Ora ci troviamo qui a guardare dall’alto il lago. Camminiamo all’aria aperta e osserviamo la vera bellezza della natura. Questo mi fa riflettere sul fatto di vedere la bellezza dell’umanità e sul rapporto tra natura e umanità. In fin dei conti, ognuno di noi dovrebbe sforzarsi di portare più bellezza nel mondo. Quando vado a camminare, quando vedo e osservo quella bellezza, mi viene in mente ciò per cui lotto e per cui vivo.

Diciamo che sono cresciuto nel Queens, a New York, ascoltando musica hip-hop. Per certi versi, la vita ha una colonna sonora e per me quella colonna sonora era il rap newyorkese. Quindi, non posso immaginare di vivere senza musica e penso anche al modo in cui soprattutto gli artisti hip-hop mi hanno aiutato a inquadrare la vita nella giusta prospettiva, e a come il ritmo mi trasmetta sensazioni che nient’altro mi trasmette; niente riesce a farmi sentire così. La musica è fondamentale per la vita.

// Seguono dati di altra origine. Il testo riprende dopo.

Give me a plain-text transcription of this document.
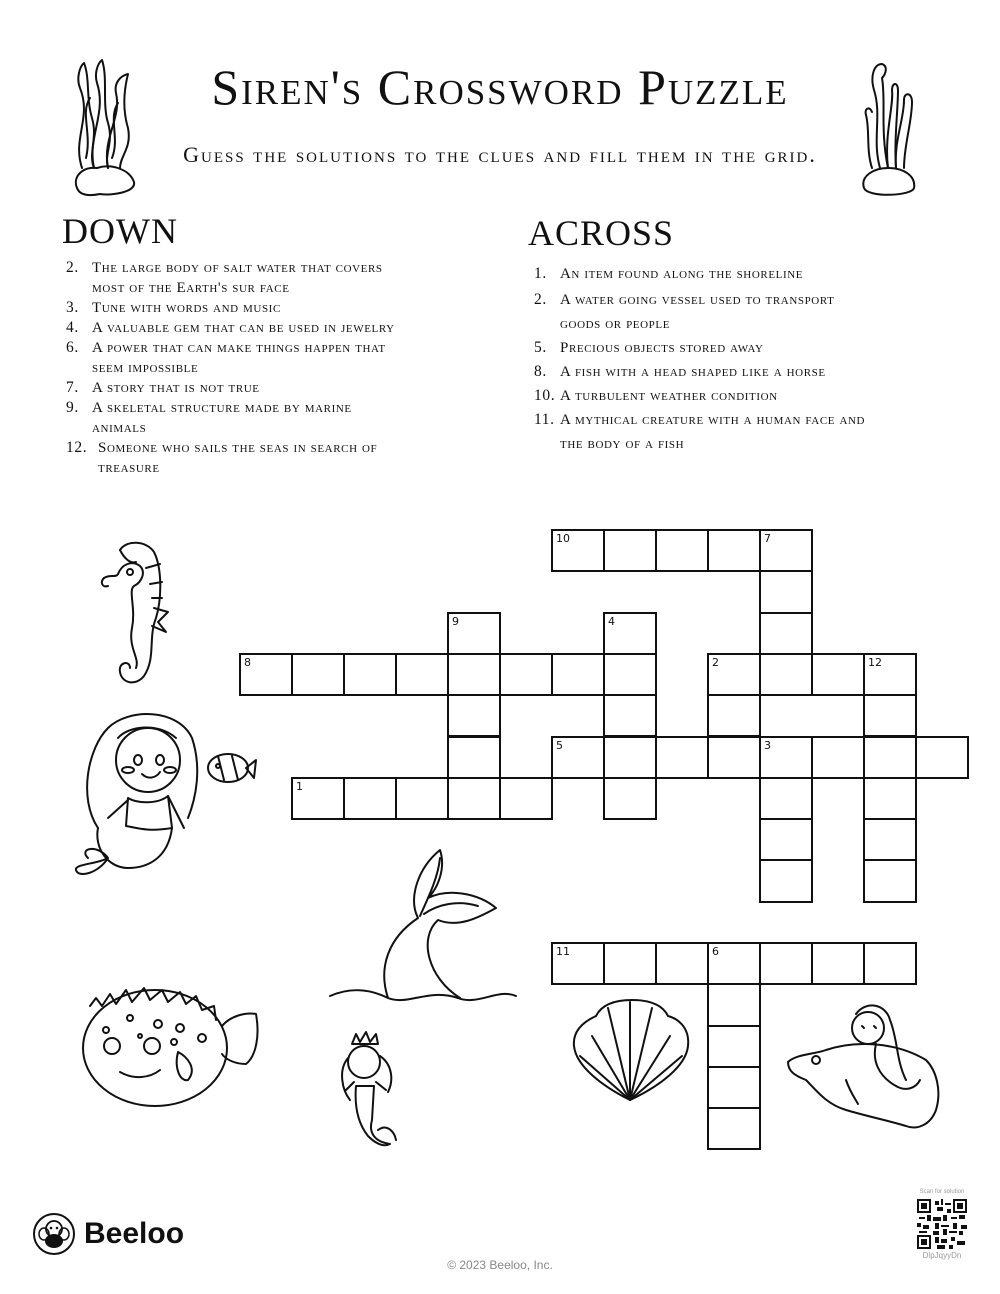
Siren's Crossword Puzzle
Guess the solutions to the clues and fill them in the grid.
DOWN
2. The large body of salt water that covers most of the Earth's sur face
3. Tune with words and music
4. A valuable gem that can be used in jewelry
6. A power that can make things happen that seem impossible
7. A story that is not true
9. A skeletal structure made by marine animals
12. Someone who sails the seas in search of treasure
ACROSS
1. An item found along the shoreline
2. A water going vessel used to transport goods or people
5. Precious objects stored away
8. A fish with a head shaped like a horse
10. A turbulent weather condition
11. A mythical creature with a human face and the body of a fish
10	7
9	4
8	2	12
5	3
1
11	6
Beeloo
© 2023 Beeloo, Inc.
Scan for solution
DlpJqyyDn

Beh, diciamo che “One Mic” di Nas è una canzone che mi dà la carica e mi infonde una certa urgenza di cambiamento. Se ascolti quella canzone, ecco, ogni strofa è un crescendo sul presente.

[MUSICA AUMENTA GRADUALMENTE]

Cioè, ormai è sotto gli occhi di tutti. Il momento di trasformare il Paese, e questo mondo, è arrivato.

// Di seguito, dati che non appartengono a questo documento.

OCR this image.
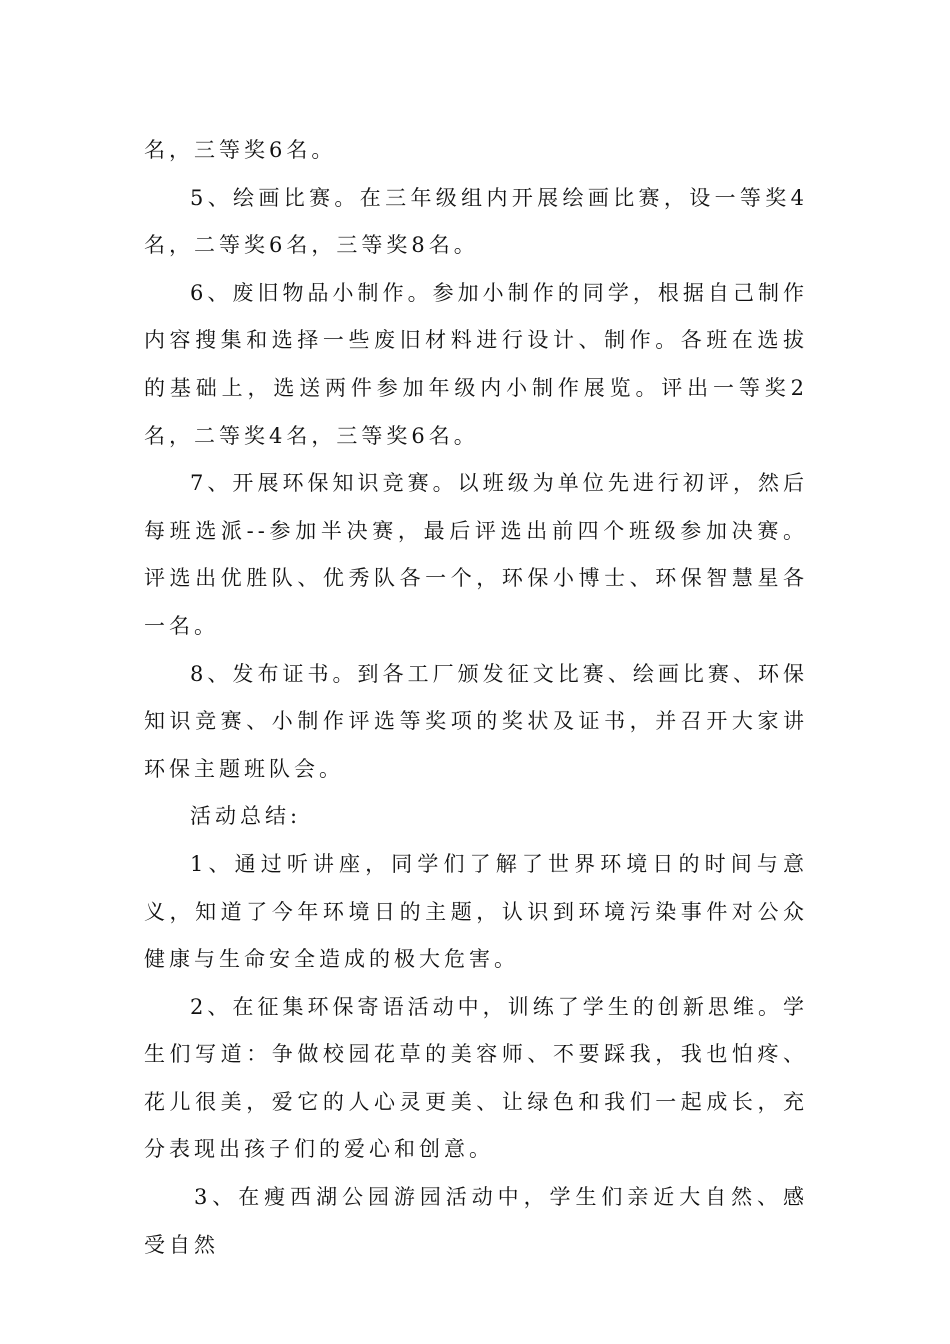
名，三等奖6名。

5、绘画比赛。在三年级组内开展绘画比赛，设一等奖4名，二等奖6名，三等奖8名。

6、废旧物品小制作。参加小制作的同学，根据自己制作内容搜集和选择一些废旧材料进行设计、制作。各班在选拔的基础上，选送两件参加年级内小制作展览。评出一等奖2名，二等奖4名，三等奖6名。

7、开展环保知识竞赛。以班级为单位先进行初评，然后每班选派--参加半决赛，最后评选出前四个班级参加决赛。评选出优胜队、优秀队各一个，环保小博士、环保智慧星各一名。

8、发布证书。到各工厂颁发征文比赛、绘画比赛、环保知识竞赛、小制作评选等奖项的奖状及证书，并召开大家讲环保主题班队会。

活动总结:

1、通过听讲座，同学们了解了世界环境日的时间与意义，知道了今年环境日的主题，认识到环境污染事件对公众健康与生命安全造成的极大危害。

2、在征集环保寄语活动中，训练了学生的创新思维。学生们写道：争做校园花草的美容师、不要踩我，我也怕疼、花儿很美，爱它的人心灵更美、让绿色和我们一起成长，充分表现出孩子们的爱心和创意。

3、在瘦西湖公园游园活动中，学生们亲近大自然、感受自然
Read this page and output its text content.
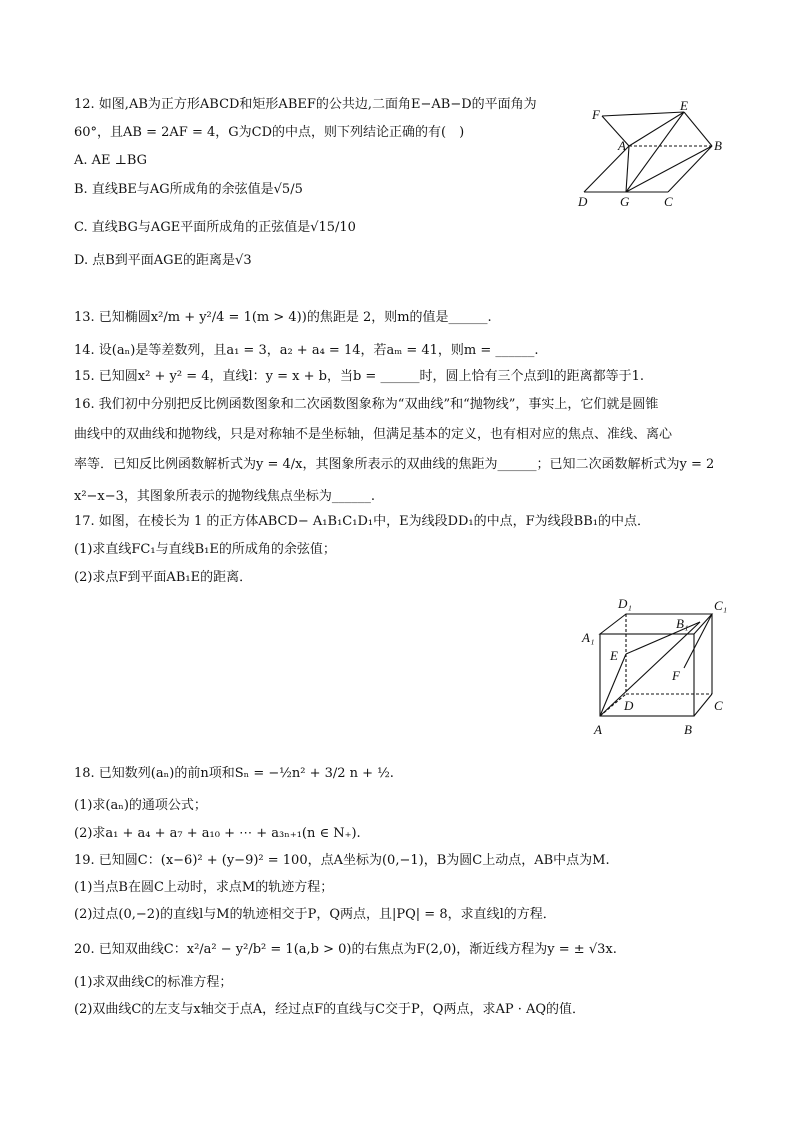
12. 如图,AB为正方形ABCD和矩形ABEF的公共边,二面角E−AB−D的平面角为
60°，且AB = 2AF = 4，G为CD的中点，则下列结论正确的有(　)
A. AE ⊥BG
B. 直线BE与AG所成角的余弦值是√5/5
C. 直线BG与AGE平面所成角的正弦值是√15/10
D. 点B到平面AGE的距离是√3
F
E
A	B
D	G	C
13. 已知椭圆x²/m + y²/4 = 1(m > 4))的焦距是 2，则m的值是______.
14. 设(aₙ)是等差数列，且a₁ = 3，a₂ + a₄ = 14，若aₘ = 41，则m = ______.
15. 已知圆x² + y² = 4，直线l：y = x + b，当b = ______时，圆上恰有三个点到l的距离都等于1.
16. 我们初中分别把反比例函数图象和二次函数图象称为“双曲线”和“抛物线”，事实上，它们就是圆锥
曲线中的双曲线和抛物线，只是对称轴不是坐标轴，但满足基本的定义，也有相对应的焦点、准线、离心
率等．已知反比例函数解析式为y = 4/x，其图象所表示的双曲线的焦距为______；已知二次函数解析式为y = 2
x²−x−3，其图象所表示的抛物线焦点坐标为______.
17. 如图，在棱长为 1 的正方体ABCD− A₁B₁C₁D₁中，E为线段DD₁的中点，F为线段BB₁的中点．
(1)求直线FC₁与直线B₁E的所成角的余弦值；
(2)求点F到平面AB₁E的距离．
D₁	C₁
A₁
B₁
E
F
D	C
A	B
18. 已知数列(aₙ)的前n项和Sₙ = −½n² + 3/2 n + ½.
(1)求(aₙ)的通项公式；
(2)求a₁ + a₄ + a₇ + a₁₀ + ⋯ + a₃ₙ₊₁(n ∈ N₊).
19. 已知圆C：(x−6)² + (y−9)² = 100，点A坐标为(0,−1)，B为圆C上动点，AB中点为M.
(1)当点B在圆C上动时，求点M的轨迹方程；
(2)过点(0,−2)的直线l与M的轨迹相交于P，Q两点，且|PQ| = 8，求直线l的方程．
20. 已知双曲线C：x²/a² − y²/b² = 1(a,b > 0)的右焦点为F(2,0)，渐近线方程为y = ± √3x.
(1)求双曲线C的标准方程；
(2)双曲线C的左支与x轴交于点A，经过点F的直线与C交于P，Q两点，求AP · AQ的值．
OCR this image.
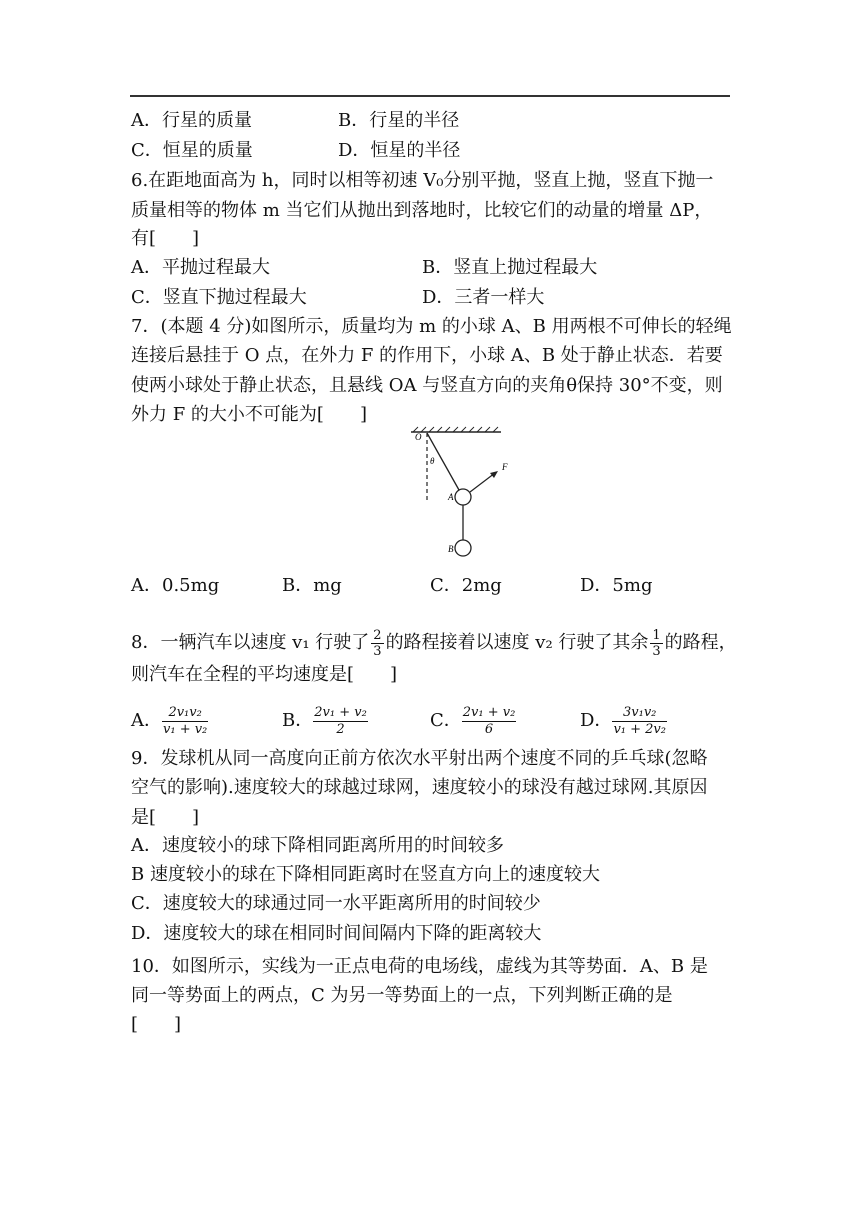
A．行星的质量	B．行星的半径
C．恒星的质量	D．恒星的半径
6.在距地面高为 h，同时以相等初速 V₀分别平抛，竖直上抛，竖直下抛一
质量相等的物体 m 当它们从抛出到落地时，比较它们的动量的增量 ΔP，
有[　　]
A．平抛过程最大	B．竖直上抛过程最大
C．竖直下抛过程最大	D．三者一样大
7．(本题 4 分)如图所示，质量均为 m 的小球 A、B 用两根不可伸长的轻绳
连接后悬挂于 O 点，在外力 F 的作用下，小球 A、B 处于静止状态．若要
使两小球处于静止状态，且悬线 OA 与竖直方向的夹角θ保持 30°不变，则
外力 F 的大小不可能为[　　]
O
θ
F
A
B
A．0.5mg	B．mg	C．2mg	D．5mg
8．一辆汽车以速度 v₁ 行驶了 $\frac{2}{3}$ 的路程接着以速度 v₂ 行驶了其余 $\frac{1}{3}$ 的路程，
则汽车在全程的平均速度是[　　]
A． $\frac{\text{2v₁v₂}}{\text{v₁ + v₂}}$	B． $\frac{\text{2v₁ + v₂}}{2}$	C． $\frac{\text{2v₁ + v₂}}{6}$	D． $\frac{\text{3v₁v₂}}{\text{v₁ + 2v₂}}$
9．发球机从同一高度向正前方依次水平射出两个速度不同的乒乓球(忽略
空气的影响).速度较大的球越过球网，速度较小的球没有越过球网.其原因
是[　　]
A．速度较小的球下降相同距离所用的时间较多
B 速度较小的球在下降相同距离时在竖直方向上的速度较大
C．速度较大的球通过同一水平距离所用的时间较少
D．速度较大的球在相同时间间隔内下降的距离较大
10．如图所示，实线为一正点电荷的电场线，虚线为其等势面．A、B 是
同一等势面上的两点，C 为另一等势面上的一点，下列判断正确的是
[　　]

[MUSICA - “ONE MIC” DI NAS]

La canzone “Comin’ from Where I’m From” di Anthony Hamilton, insomma, parla proprio di me e della mia esperienza, e delle esperienze di molte altre persone costrette a vivere sulla propria pelle continue ingiustizie sociali…

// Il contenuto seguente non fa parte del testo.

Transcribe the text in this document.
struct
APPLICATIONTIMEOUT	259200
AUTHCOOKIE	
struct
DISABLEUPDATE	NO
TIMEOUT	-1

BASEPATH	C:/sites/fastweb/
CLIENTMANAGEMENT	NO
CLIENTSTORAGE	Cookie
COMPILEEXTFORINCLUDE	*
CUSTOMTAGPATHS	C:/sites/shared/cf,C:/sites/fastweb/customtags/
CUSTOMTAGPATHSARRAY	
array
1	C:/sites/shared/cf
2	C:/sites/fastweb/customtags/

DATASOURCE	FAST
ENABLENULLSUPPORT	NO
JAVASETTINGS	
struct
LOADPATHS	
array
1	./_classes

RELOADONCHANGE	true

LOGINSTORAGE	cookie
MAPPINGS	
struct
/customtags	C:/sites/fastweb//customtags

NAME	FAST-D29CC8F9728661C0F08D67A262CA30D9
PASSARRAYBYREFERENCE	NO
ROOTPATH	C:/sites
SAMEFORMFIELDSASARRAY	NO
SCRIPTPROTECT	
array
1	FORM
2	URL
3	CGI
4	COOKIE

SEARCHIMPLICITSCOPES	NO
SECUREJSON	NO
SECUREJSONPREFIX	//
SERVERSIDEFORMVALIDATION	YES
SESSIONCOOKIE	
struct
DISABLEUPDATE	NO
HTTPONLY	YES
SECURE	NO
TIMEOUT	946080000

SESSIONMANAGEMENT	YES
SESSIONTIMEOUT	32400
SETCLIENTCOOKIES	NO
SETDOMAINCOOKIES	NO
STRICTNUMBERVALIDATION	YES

[MUSICA AUMENTA GRADUALMENTE]

…in comunità che per molti versi sono distrutte per mancanza di investimenti politici. Devono sopportare questa situazione e poi prendersi anche la colpa per la devastazione.

[MUSICA - “COMIN’ FROM WHERE I’M FROM” DI ANTHONY HAMILTON]

“I Can’t Breathe” di H.E.R. è, credo, uno degli inni dell’anno, una delle canzoni più importanti di questi tempi. Ovviamente la frase “non posso respirare”, ehm, sì, è un grido emblematico alla vita. Quella canzone è così toccante, ecco, in un certo senso è una canzone che ci permette di continuare a piangere.

[MUSICA - “I CAN’T BREATHE” di H.E.R.]

Direi che camminare intorno al lago raccontando storie a voce alta è un po’ come quando cammino intorno al lago pensando ad alcune di quelle storie. Ovviamente, quando camminiamo, pensiamo. E quando pensiamo, ricordiamo. E quando ricordiamo, pensiamo a quei momenti che hanno davvero… che hanno forgiato la nostra identità, o alle situazioni che stiamo affrontando qui e ora.

Grazie per aver trovato il tempo di camminare insieme a me oggi.